High-resolution topographic surveys as a quantitative method for a better understanding of soil piping processes in badlands landscapes: Valpalmas (NE Spain)

Abstract

Soil piping is a land degradation process relatively common in semiarid environments which is related to rilling and gullying in badland areas. This process is a result from a complex combination of different factors as lithology (e.g., swelling clays), topography (e.g., hydraulic gradient) and climate (e.g., strong seasonal contrasts). Better understanding of piping erosion is needed since it can negatively impact land productivity and agricultural sustainability and may affect soil nutrients load and carbon cycles. Piping studies have been frequently focused on the qualitative and quantitative implications of chemical and physicochemical factors affecting the initiation of piping processes together with a qualitative analysis of the hydrological and geomorphological related processes. However, less attention has been given to the study of these processes from a quantitative point of view. High-resolution topography surveying has improved the spatial and temporal scales at which is possible to investigate the landscape through the analysis of landform attributes and the computation of topographic changes. Within this background, the aim of this work is to infer in the key geomorphic piping processes in terms of contributions to shaping the landscape by the application of multi-temporal topographic surveys through SfM-photogrammetry and TLS. To this end we analyse a 7-year dataset of seasonal and annual high-resolution topographic surveys of a badlands landscape dominated by soil piping processes in Valpalmas (NE Spain).
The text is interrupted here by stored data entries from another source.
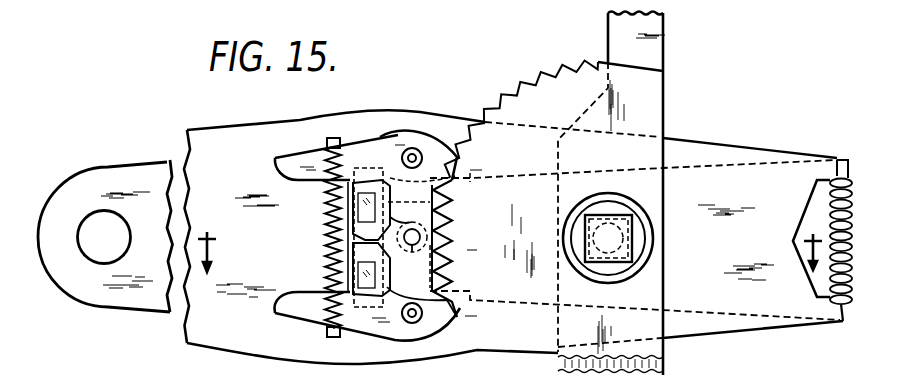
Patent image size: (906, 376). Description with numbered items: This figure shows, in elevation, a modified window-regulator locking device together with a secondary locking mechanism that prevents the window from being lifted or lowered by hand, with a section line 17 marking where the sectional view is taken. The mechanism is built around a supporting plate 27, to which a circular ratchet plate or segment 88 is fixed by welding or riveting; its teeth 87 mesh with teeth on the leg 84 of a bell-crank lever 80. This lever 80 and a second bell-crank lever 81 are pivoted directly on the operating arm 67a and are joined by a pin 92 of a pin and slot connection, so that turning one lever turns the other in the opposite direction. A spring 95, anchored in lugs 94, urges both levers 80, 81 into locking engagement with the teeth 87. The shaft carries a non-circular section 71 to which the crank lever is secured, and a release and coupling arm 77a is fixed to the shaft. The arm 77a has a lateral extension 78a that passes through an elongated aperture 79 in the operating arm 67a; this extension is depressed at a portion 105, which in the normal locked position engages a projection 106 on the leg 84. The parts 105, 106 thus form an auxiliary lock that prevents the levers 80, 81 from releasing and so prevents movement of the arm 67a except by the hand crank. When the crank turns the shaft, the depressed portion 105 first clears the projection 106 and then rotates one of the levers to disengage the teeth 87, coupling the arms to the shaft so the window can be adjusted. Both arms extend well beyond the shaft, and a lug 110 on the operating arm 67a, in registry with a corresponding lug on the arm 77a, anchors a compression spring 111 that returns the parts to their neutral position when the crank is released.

The section line 17 is at (510, 242).
The supporting plate 27 is at (665, 41).
The operating arm 67a is at (722, 335).
The non-circular section of shaft 71 is at (652, 238).
The release and coupling arm 77a is at (753, 163).
The lateral extension 78a is at (328, 292).
The elongated aperture 79 is at (366, 166).
The bell-crank lever 80 is at (292, 158).
The bell-crank lever 81 is at (326, 329).
The leg of bell-crank lever 84 is at (442, 202).
The teeth of ratchet segment 87 is at (516, 92).
The circular ratchet plate or segment 88 is at (588, 85).
The pin of pin and slot connection 92 is at (412, 248).
The lugs 94 is at (337, 137).
The spring 95 is at (323, 204).
The depressed portion 105 is at (352, 230).
The projection 106 is at (352, 250).
The lug 110 is at (843, 324).
The compression spring 111 is at (839, 160).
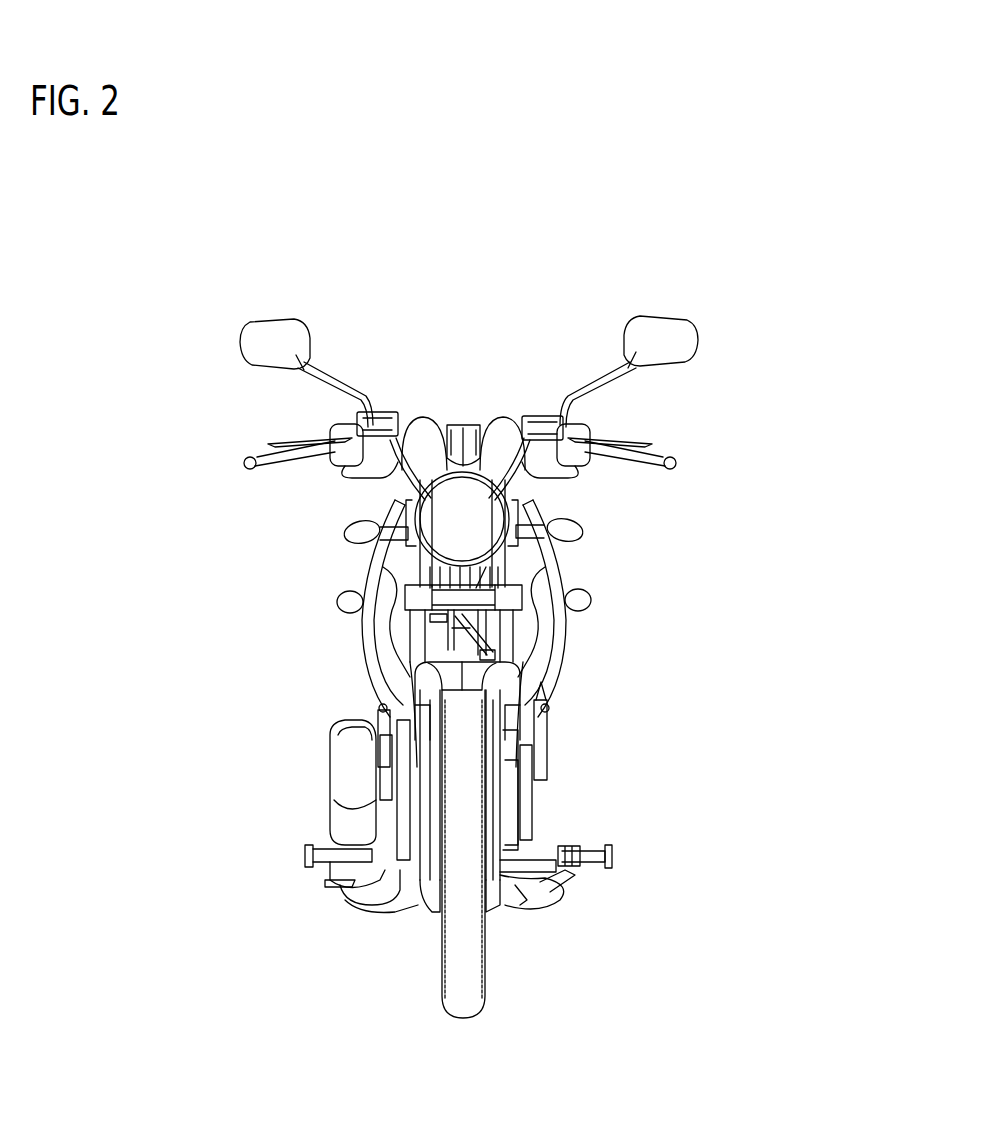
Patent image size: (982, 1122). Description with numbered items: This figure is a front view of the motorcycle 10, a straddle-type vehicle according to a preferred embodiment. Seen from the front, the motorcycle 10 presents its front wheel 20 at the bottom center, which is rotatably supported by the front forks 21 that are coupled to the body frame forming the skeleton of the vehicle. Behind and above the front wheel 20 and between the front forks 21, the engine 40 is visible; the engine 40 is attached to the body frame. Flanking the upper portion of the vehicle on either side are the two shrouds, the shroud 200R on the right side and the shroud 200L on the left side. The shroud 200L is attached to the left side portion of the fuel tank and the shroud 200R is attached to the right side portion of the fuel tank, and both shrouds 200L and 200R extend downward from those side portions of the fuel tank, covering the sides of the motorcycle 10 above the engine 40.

The motorcycle 10 is at (705, 256).
The shroud 200R is at (375, 572).
The shroud 200L is at (555, 568).
The front forks 21 is at (416, 646).
The engine 40 is at (522, 808).
The front wheel 20 is at (473, 968).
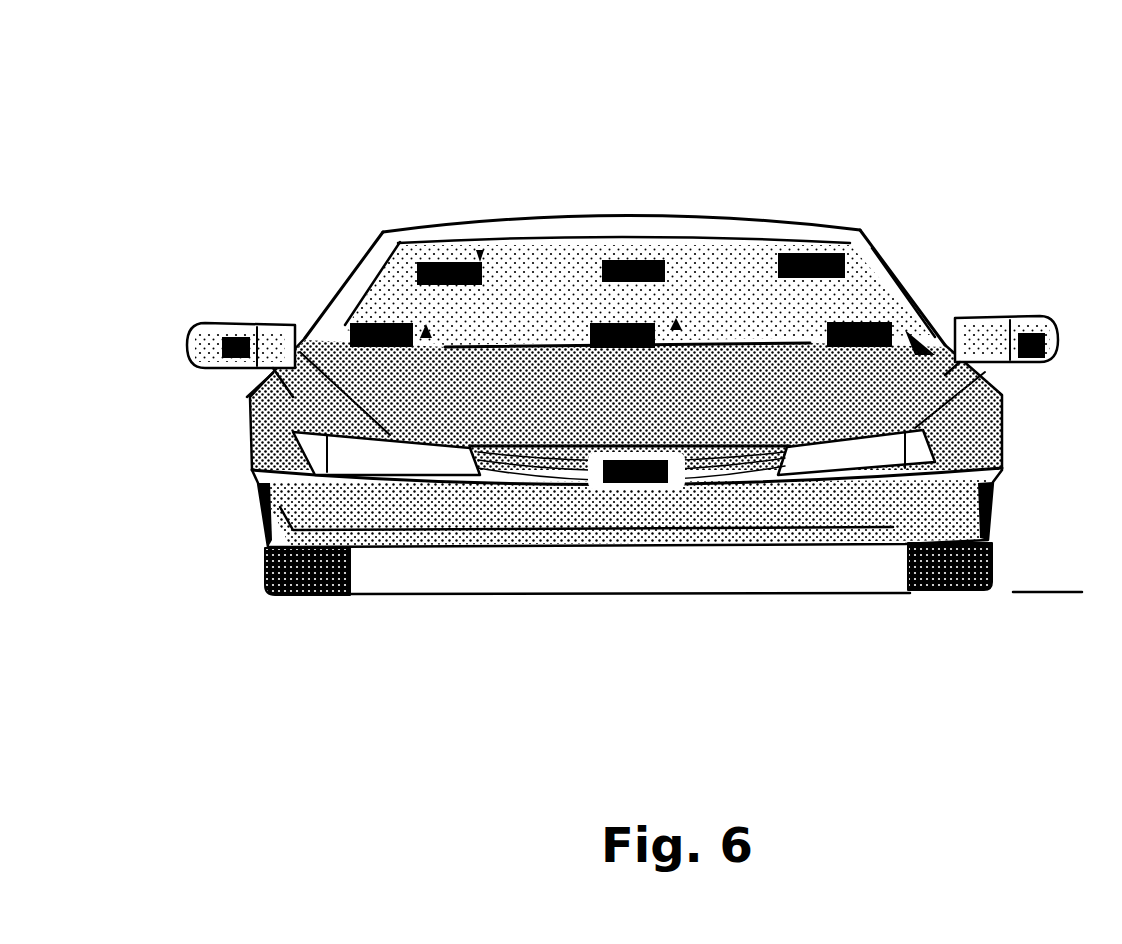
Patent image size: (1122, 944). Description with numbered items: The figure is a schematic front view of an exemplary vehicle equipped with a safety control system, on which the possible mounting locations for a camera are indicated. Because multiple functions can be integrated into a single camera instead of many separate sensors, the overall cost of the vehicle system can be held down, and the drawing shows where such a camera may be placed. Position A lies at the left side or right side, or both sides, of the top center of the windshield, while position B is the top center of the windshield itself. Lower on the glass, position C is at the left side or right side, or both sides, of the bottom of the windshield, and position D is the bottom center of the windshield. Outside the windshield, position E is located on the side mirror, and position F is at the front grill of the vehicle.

The camera position A is at (862, 233).
The camera position B is at (645, 228).
The camera position C is at (913, 293).
The camera position D is at (790, 315).
The camera position E is at (1033, 365).
The camera position F is at (1000, 550).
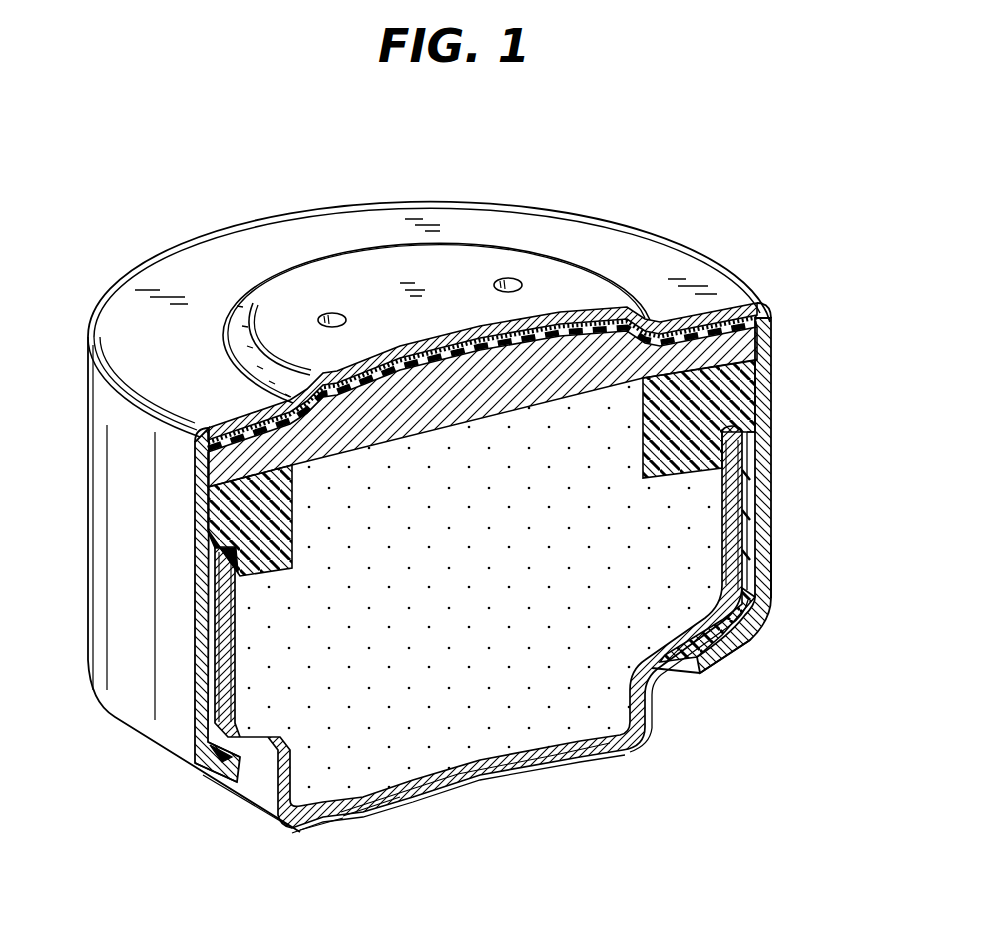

We examine the magnitude and distribution of geomorphic processes at multiple temporal scales and its relation with landform morphometric attributes and meteorological variables. This research project was supported by the MANMOUNT (PID2019-105983RB-100/AEI/ 10.13039/501100011033) project funded by the MICINN-FEDER, the PRX21/00375 project funded by the Ministry of Universities of Spain from the “Salvador de Madariaga” programme, the Spanish Ministry of Science, Innovation and Universities (project EQC2018-004169-P) and by a grant from the Priority Research Area “Anthropocene” under the Strategic Programme Excellence Initiative at the Jagiellonian University. Manel Llena has a “Juan de la Cierva Formación” postdoctoral contract (FJC2020-043890-I/AEI/ 10.13039/501100011033) from the Spanish Ministry of Science and Innovation.